![](https://int2025.eng.uci.edu/sites/default/files/styles/medium/public/photo_efi_new.png?itok=6T7nWMlC)
Efi Foufoula-Georgiou, is Distinguished Professor in the Department of Civil and Environmental Engineering and Earth System Sciences at the University of California, Irvine (UCI) and Associate Dean for Research and Innovation at the Samueli School of Engineering at UCI. She is also Professor Emerita at the University of Minnesota where she was a faculty (1989-2016), a McKnight Distinguished Professor and the Joseph T. and Rose S. Ling Chair in Environmental Engineering. She has served as director of the National Science Foundation (NSF) Science and Technology Center (National Center for Earth-surface Dynamics, NCED) and Director of the St. Anthony Falls Laboratory at the University of Minnesota. Prof. Foufoula-Georgiou’s area of research is hydrology, hydroclimatology, and geomorphology, with special interest on scaling theories, multiscale dynamics, space-time modeling of precipitation and landforms, and global to regional climate variability. She has served as chair of the board of directors of the Consortium of Universities for the Advancement of Hydrologic Sciences (CUASHI), trustee of the University Corporation for Atmospheric Research (UCAR), and president of the Hydrology section of the American Geophysical Union (AGU).

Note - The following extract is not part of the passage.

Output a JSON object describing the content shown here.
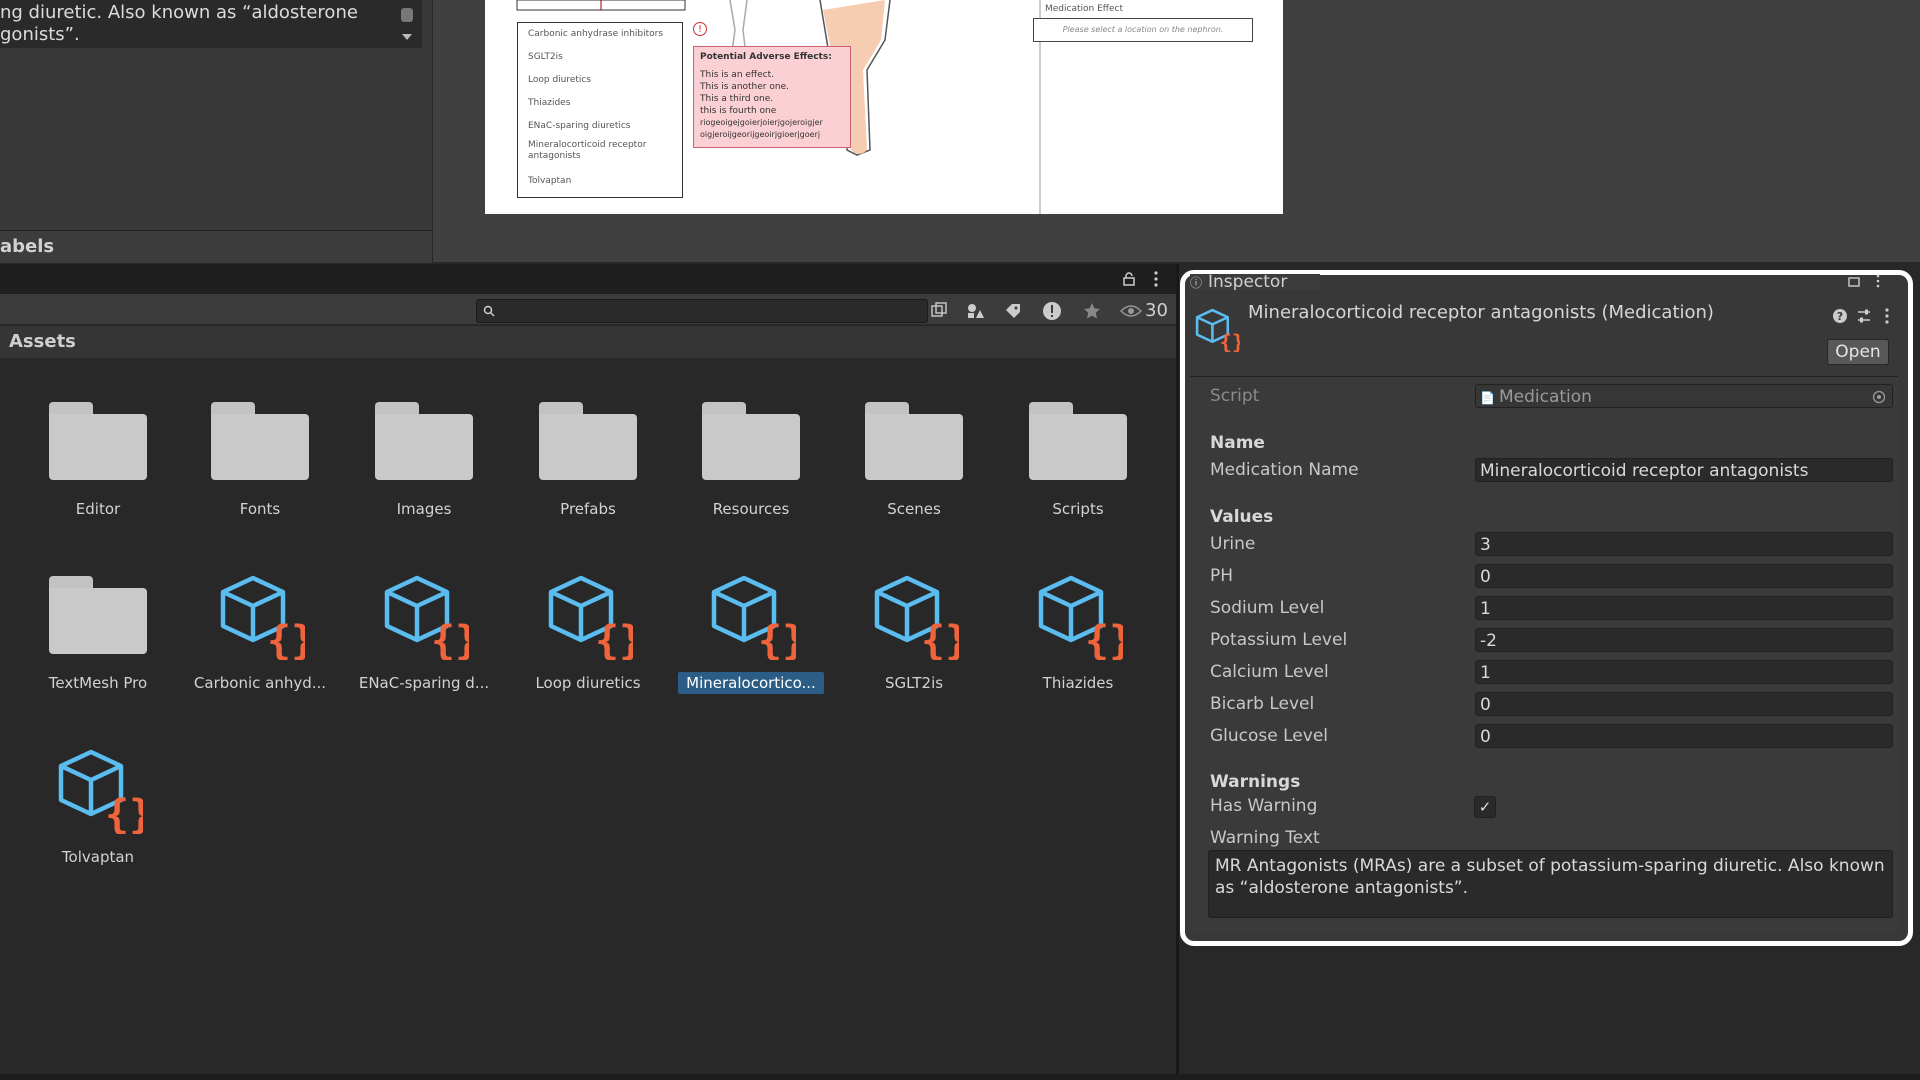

Prof. Foufoula-Georgiou has been an advisor to several national and international agencies and research foundations, including the advisory council of NSF’s Geosciences Directorate, NASA Earth Science subcommittee, the Water Science and Technology Board of the National Academies, and the Nuclear Waste Technical Review Board. She is an elected member of the U.S. National Academy of Engineering (NAE) and the European Academy of Sciences (EAS), fellow of the AGU, AMS and AAAS, and the recipient of several disciplinary awards including the John Dalton Medal of the European Geophysical Union, the AGU Hydrologic Sciences Award, and the AMS Hydrologic Sciences Medal. She received a B.A. in civil engineering from the National Technical University of Athens, Greece, and an M.S. and Ph.D. in environmental engineering from the University of Florida.